Mean Squared Error (MSE)¶
Formula¶
\[
\mathrm{MSE} = \frac{1}{n}\sum_{i=1}^n (y_i-\hat y_i)^2
\]
Plot¶
fn: x^2
xmin: -3
xmax: 3
ymin: 0
ymax: 9.5
height: 280
title: Squared error vs residual r
Parameters¶
- \(y_i\): true value
- \(\hat y_i\): prediction
- \(n\): number of samples
What it means¶
Average squared prediction error.
What it's used for¶
- Regression model evaluation and training loss.
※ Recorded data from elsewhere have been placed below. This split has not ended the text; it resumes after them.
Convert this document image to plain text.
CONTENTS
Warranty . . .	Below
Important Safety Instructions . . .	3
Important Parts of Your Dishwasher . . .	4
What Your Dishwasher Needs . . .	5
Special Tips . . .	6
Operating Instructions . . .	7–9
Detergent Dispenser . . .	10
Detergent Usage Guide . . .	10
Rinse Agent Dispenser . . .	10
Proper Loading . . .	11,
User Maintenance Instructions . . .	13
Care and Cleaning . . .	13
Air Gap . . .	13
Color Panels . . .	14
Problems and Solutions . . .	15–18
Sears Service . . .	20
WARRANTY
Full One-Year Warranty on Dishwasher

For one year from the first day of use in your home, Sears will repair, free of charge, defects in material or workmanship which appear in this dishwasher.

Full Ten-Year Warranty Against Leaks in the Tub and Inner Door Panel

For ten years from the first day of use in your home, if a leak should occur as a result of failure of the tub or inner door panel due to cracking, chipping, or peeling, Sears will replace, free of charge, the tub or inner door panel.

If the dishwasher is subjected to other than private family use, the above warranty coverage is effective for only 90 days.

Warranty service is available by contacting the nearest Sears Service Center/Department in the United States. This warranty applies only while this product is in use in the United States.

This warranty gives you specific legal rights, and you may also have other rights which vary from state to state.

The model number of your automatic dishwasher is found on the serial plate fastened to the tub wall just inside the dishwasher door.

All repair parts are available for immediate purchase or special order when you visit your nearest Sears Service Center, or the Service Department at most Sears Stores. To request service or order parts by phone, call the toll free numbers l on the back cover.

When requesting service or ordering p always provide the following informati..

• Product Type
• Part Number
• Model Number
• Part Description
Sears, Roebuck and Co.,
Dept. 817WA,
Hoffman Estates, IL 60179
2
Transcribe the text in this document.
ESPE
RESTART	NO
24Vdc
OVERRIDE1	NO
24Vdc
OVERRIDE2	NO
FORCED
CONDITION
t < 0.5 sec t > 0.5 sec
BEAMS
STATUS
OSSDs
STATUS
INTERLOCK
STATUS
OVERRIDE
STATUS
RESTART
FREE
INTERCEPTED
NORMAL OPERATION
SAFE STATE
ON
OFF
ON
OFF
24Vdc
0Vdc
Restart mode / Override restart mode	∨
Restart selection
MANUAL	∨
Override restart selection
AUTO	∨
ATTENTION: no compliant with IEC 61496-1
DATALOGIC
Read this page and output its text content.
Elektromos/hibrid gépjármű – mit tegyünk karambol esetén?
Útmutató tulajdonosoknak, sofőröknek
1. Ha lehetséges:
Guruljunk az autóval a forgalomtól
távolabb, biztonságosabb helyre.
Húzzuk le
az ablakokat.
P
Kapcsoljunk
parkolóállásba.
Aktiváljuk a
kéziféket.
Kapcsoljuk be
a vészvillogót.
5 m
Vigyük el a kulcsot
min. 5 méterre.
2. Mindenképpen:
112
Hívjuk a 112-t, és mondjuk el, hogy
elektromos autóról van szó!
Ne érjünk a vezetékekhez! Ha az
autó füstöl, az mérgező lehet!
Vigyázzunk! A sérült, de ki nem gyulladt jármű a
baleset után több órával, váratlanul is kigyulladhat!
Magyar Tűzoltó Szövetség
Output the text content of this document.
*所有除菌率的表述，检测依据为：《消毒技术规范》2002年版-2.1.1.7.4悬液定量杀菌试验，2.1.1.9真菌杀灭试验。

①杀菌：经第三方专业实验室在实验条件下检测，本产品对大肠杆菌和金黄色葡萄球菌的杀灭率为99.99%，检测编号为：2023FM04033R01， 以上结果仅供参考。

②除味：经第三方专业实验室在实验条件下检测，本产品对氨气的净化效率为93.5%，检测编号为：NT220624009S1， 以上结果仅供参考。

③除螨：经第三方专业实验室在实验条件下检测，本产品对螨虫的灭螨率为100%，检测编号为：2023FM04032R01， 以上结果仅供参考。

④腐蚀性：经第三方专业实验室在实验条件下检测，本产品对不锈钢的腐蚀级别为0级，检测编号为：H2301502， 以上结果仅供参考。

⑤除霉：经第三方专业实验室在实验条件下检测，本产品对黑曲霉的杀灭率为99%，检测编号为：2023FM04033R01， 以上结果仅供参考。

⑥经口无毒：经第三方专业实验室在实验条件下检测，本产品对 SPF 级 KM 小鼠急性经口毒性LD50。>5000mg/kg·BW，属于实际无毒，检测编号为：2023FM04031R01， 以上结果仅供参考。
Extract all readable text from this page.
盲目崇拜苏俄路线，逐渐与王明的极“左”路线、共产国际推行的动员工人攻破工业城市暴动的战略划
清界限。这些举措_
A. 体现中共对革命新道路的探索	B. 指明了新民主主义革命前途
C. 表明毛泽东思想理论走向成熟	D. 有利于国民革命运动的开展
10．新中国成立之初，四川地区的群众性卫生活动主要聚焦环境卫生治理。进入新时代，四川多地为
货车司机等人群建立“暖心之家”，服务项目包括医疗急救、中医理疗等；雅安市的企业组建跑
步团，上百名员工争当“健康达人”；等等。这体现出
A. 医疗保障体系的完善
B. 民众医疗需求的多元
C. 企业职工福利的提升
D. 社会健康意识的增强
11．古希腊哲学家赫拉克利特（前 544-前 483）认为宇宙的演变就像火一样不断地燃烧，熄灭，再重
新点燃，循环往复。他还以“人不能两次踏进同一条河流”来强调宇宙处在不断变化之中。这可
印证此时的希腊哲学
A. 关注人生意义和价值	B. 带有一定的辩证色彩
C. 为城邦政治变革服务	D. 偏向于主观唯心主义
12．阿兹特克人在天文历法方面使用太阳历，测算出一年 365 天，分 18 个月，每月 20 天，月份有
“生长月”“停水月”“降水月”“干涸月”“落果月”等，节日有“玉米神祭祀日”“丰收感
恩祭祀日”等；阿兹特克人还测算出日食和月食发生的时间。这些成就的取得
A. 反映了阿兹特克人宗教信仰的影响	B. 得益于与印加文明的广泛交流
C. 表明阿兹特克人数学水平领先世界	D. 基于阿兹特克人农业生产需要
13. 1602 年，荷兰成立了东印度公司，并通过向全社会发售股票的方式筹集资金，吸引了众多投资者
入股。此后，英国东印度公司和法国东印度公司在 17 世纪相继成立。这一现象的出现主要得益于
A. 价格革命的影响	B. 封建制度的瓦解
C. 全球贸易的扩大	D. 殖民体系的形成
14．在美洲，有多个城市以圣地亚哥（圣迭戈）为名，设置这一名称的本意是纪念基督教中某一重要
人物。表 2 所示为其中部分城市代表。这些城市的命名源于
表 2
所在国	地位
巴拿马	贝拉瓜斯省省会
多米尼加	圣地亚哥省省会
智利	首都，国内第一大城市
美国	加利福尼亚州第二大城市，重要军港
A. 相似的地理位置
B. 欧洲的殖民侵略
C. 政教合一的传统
- Penalizing large errors more than small ones.
Key properties¶
- Nonnegative; 0 means perfect prediction.
- Sensitive to outliers due to squaring.
Common gotchas¶
- Units are squared; compare carefully across scales.
- Not robust to heavy-tailed noise.
Example¶
If errors are \([-1, 2, 0]\), \(\mathrm{MSE}=(1+4+0)/3=1.667\).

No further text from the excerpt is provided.